L’ometto gli chiese una firma per esteso in calce a un foglio che lui non lesse nemmeno. Uscí e si fermò un istante accanto a un cassone scarrabile. Alcuni operai vi gettavano dentro assi di quercia massiccia e strutture metalliche apostrofandosi in una lingua che immaginò fosse serbo. Poi passò davanti a uno specchio nella vetrina di una farmacia e si guardò con attenzione. Capelli grigi e occhiali montati a giorno, che secondo la commessa del negozio di ottica «ringiovanivano». Un medico brizzolato: ecco che immagine gli rimandava lo specchio, un medico brizzolato come in Francia ce n’erano migliaia. Un medico come suo padre.

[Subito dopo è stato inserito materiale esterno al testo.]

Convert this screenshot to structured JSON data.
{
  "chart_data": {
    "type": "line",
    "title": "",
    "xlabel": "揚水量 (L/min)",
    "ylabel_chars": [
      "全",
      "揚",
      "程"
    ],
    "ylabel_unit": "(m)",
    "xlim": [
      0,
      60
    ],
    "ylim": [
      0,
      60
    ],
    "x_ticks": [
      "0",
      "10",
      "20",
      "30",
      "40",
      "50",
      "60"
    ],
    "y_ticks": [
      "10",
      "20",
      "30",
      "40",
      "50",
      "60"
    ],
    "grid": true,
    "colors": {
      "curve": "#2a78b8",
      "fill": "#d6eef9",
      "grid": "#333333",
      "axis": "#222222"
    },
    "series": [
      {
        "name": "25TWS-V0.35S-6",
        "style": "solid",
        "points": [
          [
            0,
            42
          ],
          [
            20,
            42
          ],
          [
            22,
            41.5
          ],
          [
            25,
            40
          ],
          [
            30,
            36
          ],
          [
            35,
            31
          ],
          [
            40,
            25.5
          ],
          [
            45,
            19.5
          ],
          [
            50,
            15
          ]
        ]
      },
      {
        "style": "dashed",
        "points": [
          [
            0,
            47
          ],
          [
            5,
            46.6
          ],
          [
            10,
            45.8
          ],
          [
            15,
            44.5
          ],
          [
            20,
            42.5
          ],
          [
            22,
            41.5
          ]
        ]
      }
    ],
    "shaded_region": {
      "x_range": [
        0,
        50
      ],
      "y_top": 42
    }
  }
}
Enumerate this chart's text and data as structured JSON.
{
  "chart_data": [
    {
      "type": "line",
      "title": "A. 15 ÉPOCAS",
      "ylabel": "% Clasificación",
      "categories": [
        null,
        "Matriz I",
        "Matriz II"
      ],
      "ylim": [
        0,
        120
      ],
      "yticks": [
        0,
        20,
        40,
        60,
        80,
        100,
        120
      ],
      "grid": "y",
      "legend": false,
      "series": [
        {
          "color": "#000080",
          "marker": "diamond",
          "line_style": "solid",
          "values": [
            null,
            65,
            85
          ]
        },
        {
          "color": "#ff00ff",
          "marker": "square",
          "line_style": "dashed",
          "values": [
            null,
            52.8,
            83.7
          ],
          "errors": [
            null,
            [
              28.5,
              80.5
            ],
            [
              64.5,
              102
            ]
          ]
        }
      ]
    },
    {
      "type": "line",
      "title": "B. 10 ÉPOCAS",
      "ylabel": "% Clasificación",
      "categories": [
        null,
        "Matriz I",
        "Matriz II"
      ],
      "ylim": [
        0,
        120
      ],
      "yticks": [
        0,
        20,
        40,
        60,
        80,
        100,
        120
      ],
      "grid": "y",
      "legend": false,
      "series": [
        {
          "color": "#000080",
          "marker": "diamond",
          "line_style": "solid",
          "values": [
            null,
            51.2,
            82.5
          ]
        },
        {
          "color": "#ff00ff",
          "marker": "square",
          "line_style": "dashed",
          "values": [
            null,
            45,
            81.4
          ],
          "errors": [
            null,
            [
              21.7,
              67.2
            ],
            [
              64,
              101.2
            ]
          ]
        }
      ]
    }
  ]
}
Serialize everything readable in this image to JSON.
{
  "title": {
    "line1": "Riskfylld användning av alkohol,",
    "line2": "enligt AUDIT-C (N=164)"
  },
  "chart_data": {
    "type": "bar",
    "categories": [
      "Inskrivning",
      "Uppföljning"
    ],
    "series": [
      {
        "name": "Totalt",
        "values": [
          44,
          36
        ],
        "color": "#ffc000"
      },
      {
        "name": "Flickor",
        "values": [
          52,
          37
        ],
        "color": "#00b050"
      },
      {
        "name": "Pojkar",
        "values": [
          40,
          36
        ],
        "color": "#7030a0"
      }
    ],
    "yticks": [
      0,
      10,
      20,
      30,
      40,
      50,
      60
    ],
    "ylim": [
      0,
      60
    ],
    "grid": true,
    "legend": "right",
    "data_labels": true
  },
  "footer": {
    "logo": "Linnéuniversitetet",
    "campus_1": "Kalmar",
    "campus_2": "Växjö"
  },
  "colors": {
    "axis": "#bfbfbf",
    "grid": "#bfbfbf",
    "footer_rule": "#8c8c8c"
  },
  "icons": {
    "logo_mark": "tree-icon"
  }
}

Battuta a macchina e firmata a penna in inchiostro turchese, la lettera era arrivata con la posta del mattino. In alto a sinistra figurava il logo della celebre casa discografica: un semicerchio che sovrastava il nome, a rappresentare un vinile sotto forma di sole nascente o al tramonto – a scelta. I bordi del foglio erano ingialliti. Alain l’aveva riletta tre volte prima di esaminare la busta: nome e cognome erano i suoi, l’indirizzo era il suo. Tutto in regola, tranne la data. 12 settembre 1983. Data che compariva anche sul timbro – una Marianna fuori circolazione ormai da tempo; era impresso a metà ma si leggeva chiaramente: Paris - 12/09/83. Aveva soffocato una risata, fugace come un tic inopportuno. Poi aveva scosso la testa, sempre con quel sorriso di incredulità stampato in faccia. Trentatre anni, la busta ci aveva messo trentatre anni per attraversare tre arrondissement della capitale. La posta del giorno – una bolletta dell’elettricità, «Le Figaro», «Le Nouvel Obs», tre pubblicità, una di un cellulare, un’altra di un’agenzia di viaggi e la terza di una compagnia di assicurazioni – gli era appena stata consegnata dalla signora Da Silva, la portinaia. Per un momento aveva pensato di alzarsi, aprire la porta, raggiungerla sulle scale e chiederle da dove venisse la lettera. Ma lei doveva essere già tornata nella guardiola e comunque non avrebbe saputo rispondergli: l’aveva portata su insieme alla posta per tutto il condominio recapitata quella mattina.